Obviously, these data do not perfectly reflect the uses of direct lending debt, which overwhelmingly goes to finance leveraged buyouts (LBOs) and other private equity–linked events. It is possible that Dodd-Frank’s impact has been narrowly limited to sponsor financing by banks. Commercial bank credit officers across the country could have been easing lending standards to small- and medium-sized businesses but tightening them for sponsor-backed LBOs, refinancings, etc. This posture would have obvious implications for direct lenders’ claims that sponsor-owned businesses are more creditable than unsponsored businesses. To the extent that Dodd-Frank had a laser-like impact on lending to sponsor-backed companies, then deregulation should augur poorly for direct lenders. However, we estimate the likelihood is low that banks across the country read Dodd-Frank and decided to continue lending across the board, while pulling back wholesale from sponsor-backed businesses.

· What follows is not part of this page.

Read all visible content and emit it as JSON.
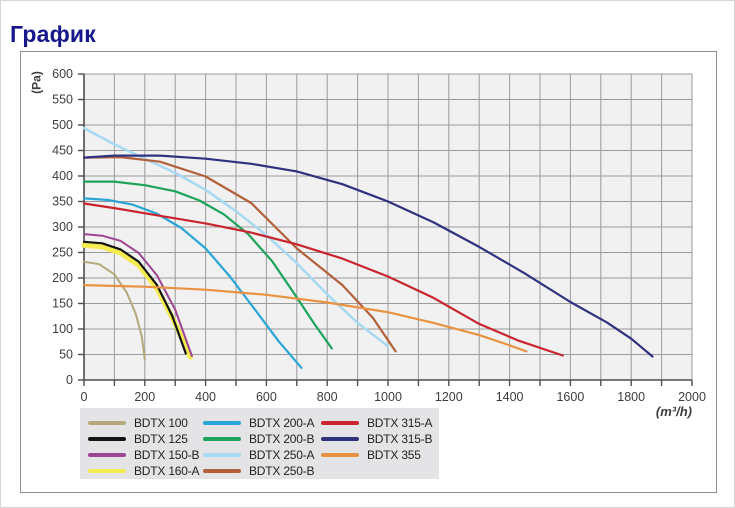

Holdings of Shared National Credit Commitments by Entity Type. 2002–16

Holdings of Shared National Credit Commitments by Entity Type
2002–16

Sources: Office of the Comptroller of the Currency, Shared National Credits Program Review, 2008 and First Quarter 2016.

The statement “banks don’t want to lend because of regulation” is thus more likely to apply to the notion that arrangers who specialize in packaging and selling loans may no longer be as active, preferring to hold less inventory than before. Very little arranging activity would be captured in the data from the Fed (whatever might be captured would appear in the OCC data). This is different than interpreting the statement to mean that commercial banks have withdrawn from lending altogether, which the data have shown not to be the case.

The Bottom Line

Some market participants have feared the worst for direct lending from a potential repeal of Dodd-Frank. We don’t find the regulation to have been a meaningful driver in changing banks’ lending behavior. There are other reasons why direct lenders have found demand for their debt. Those reside in interest rates and the innovation of the unitranche product, which we will discuss in a separate paper, “Tracing the Rise of Direct Lending: The Importance of Rates and Loan Structure.” If we are correct in our analysis that regulation did not spawn direct lenders, then investors should take comfort that deregulation will not sound their death knell.